Comment avait il fait pour se retrouver dans pareil situation au juste ? Pourquoi est ce que depuis cette nuit là, il lui semblait qu'un karma sinistre le poursuivait avec autant d'assiduité qu'une ex-épouse flouée bien décidée à récupérer son dû ? Un tremblement incontrôlable vint secouer les épaules de l'étudiant qui faisait face au colosse de roche. Ce même colosse qui une seconde auparavant, n'était pas à cet emplacement. Un recul instinctif afin de s'éloigner de l'homme qui n'en semblait pas un. Bien obligé de se stopper dans sa fuite, Klaus ne put s'empêcher d'éprouver un mélange subtil de crainte et d'irritation face à l'individu qui lui faisait face et ne souhaitait nullement le laisser s'échapper aussi aisément. Son plan A avait échoué lamentablement. Et il n'avait pas encore de plan B à mettre en place. Aussi méthodique pouvait être l'étudiant, il n'en était pas moins un humain ordinaire – ou presque – confronté à l'irréel. L'insoupçonnable. Menaçant, le colosse de pierre ne put qu'éveiller en Klaus une terreur indicible qu'il se concentra à dissimuler du mieux qu'il pouvait. Ne pas reculer. Ne pas montrer ses faiblesses. Faire comme si tout ceci ne le touchait pas. En réalité, il voulait hurler. Il voulait lui hurler de lui foutre la paix, de le laisser tranquille, de le laisser mener sa petite vie banale et d'aller emmerder d'autres individus aussi louche que lui. Mais sa gorge ne laissa échapper nulle syllabes. Son cœur cognait férocement dans sa poitrine alors qu'il tentait vainement de remettre de l'ordre dans ses pensées, d'échafauder un autre plan, d'analyser ses autres options qui lui paraissait bien limités.

Ce type était un cinglé. Il était dangereux, recouvert de pierre, et pouvait probablement le briser avec son petit doigt et une main dans le dos. Et ses paroles étaient aussi cohérentes que celles de son professeur de philosophie appliquée de dernière année de lycée. Il en avait eu, des nœuds aux cerveaux avec cet enseignant et des maux de crânes carabinés après chacun de ses cours. Ce dernier avait tendance à passer du coq à l'âne et c'est un peu l'impression que lui donnait aussi cet homme... En beaucoup plus dangereux pour son intégrité physique. Il n'arrivait pas à déterminé si ce type était hostile et menaçant ou juste con. A bien y réfléchir, il était probablement les deux, ce qui le rendait d'autant plus inquiétant pour son esprit cartésien.

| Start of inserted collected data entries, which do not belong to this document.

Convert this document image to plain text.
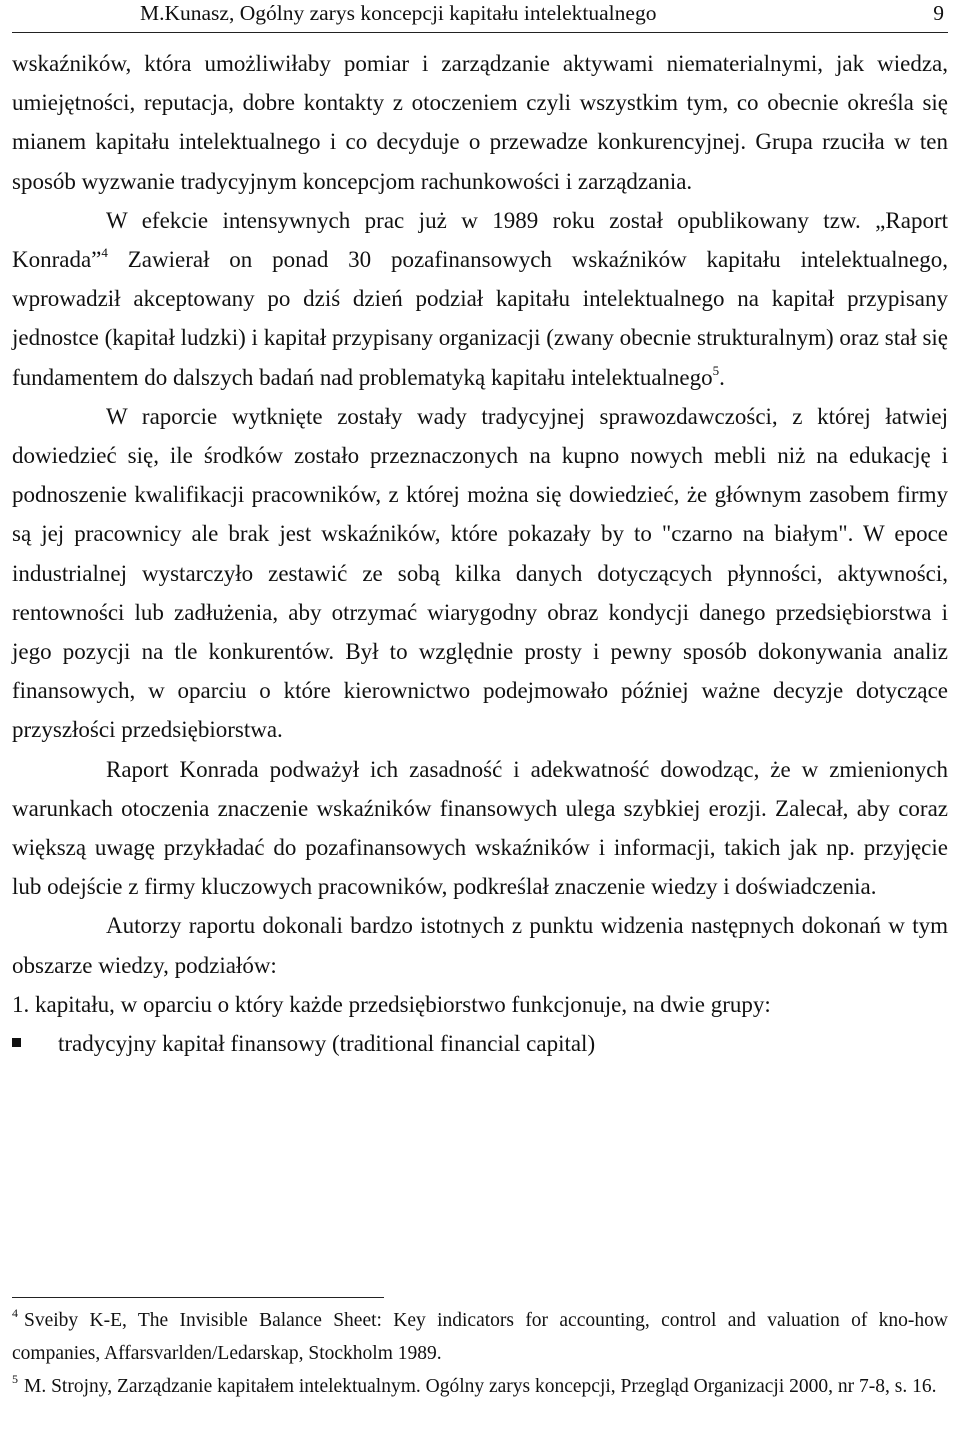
M.Kunasz, Ogólny zarys koncepcji kapitału intelektualnego	9

wskaźników, która umożliwiłaby pomiar i zarządzanie aktywami niematerialnymi, jak wiedza, umiejętności, reputacja, dobre kontakty z otoczeniem czyli wszystkim tym, co obecnie określa się mianem kapitału intelektualnego i co decyduje o przewadze konkurencyjnej. Grupa rzuciła w ten sposób wyzwanie tradycyjnym koncepcjom rachunkowości i zarządzania.

W efekcie intensywnych prac już w 1989 roku został opublikowany tzw. „Raport Konrada”$^4$ Zawierał on ponad 30 pozafinansowych wskaźników kapitału intelektualnego, wprowadził akceptowany po dziś dzień podział kapitału intelektualnego na kapitał przypisany jednostce (kapitał ludzki) i kapitał przypisany organizacji (zwany obecnie strukturalnym) oraz stał się fundamentem do dalszych badań nad problematyką kapitału intelektualnego$^5$.

W raporcie wytknięte zostały wady tradycyjnej sprawozdawczości, z której łatwiej dowiedzieć się, ile środków zostało przeznaczonych na kupno nowych mebli niż na edukację i podnoszenie kwalifikacji pracowników, z której można się dowiedzieć, że głównym zasobem firmy są jej pracownicy ale brak jest wskaźników, które pokazały by to "czarno na białym". W epoce industrialnej wystarczyło zestawić ze sobą kilka danych dotyczących płynności, aktywności, rentowności lub zadłużenia, aby otrzymać wiarygodny obraz kondycji danego przedsiębiorstwa i jego pozycji na tle konkurentów. Był to względnie prosty i pewny sposób dokonywania analiz finansowych, w oparciu o które kierownictwo podejmowało później ważne decyzje dotyczące przyszłości przedsiębiorstwa.

Raport Konrada podważył ich zasadność i adekwatność dowodząc, że w zmienionych warunkach otoczenia znaczenie wskaźników finansowych ulega szybkiej erozji. Zalecał, aby coraz większą uwagę przykładać do pozafinansowych wskaźników i informacji, takich jak np. przyjęcie lub odejście z firmy kluczowych pracowników, podkreślał znaczenie wiedzy i doświadczenia.

Autorzy raportu dokonali bardzo istotnych z punktu widzenia następnych dokonań w tym obszarze wiedzy, podziałów:

1. kapitału, w oparciu o który każde przedsiębiorstwo funkcjonuje, na dwie grupy:

tradycyjny kapitał finansowy (traditional financial capital)

$^4$ Sveiby K-E, The Invisible Balance Sheet: Key indicators for accounting, control and valuation of kno-how companies, Affarsvarlden/Ledarskap, Stockholm 1989.

$^5$ M. Strojny, Zarządzanie kapitałem intelektualnym. Ogólny zarys koncepcji, Przegląd Organizacji 2000, nr 7-8, s. 16.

Il voulait fuir. Fuir cet individu, fuir sa présence, fuir le danger et la terreur qui s'emparait de lui à mesure qu'il décryptait les mots employés et à moitiés mâchés par son interlocuteur de pierre. Il tuait. Ce type tuait et pas seulement des monstres visiblement hostiles. Il pâlit probablement – ce qui ne devait pas être très visible avec la carnation halé de sa peau. Ce n'était pas drôle. Mais le répliquer ne lui attirerait probablement que plus d'ennui. Il ne voulait pas mourir. Son instinct de survie était loin d'être défaillant, sans cela, il serait déjà mort face ce monstre. Hollow. Creux. Vide. C'était un terme intéressant pour définir pareil créature quoi qu'un peu obscur à ses yeux.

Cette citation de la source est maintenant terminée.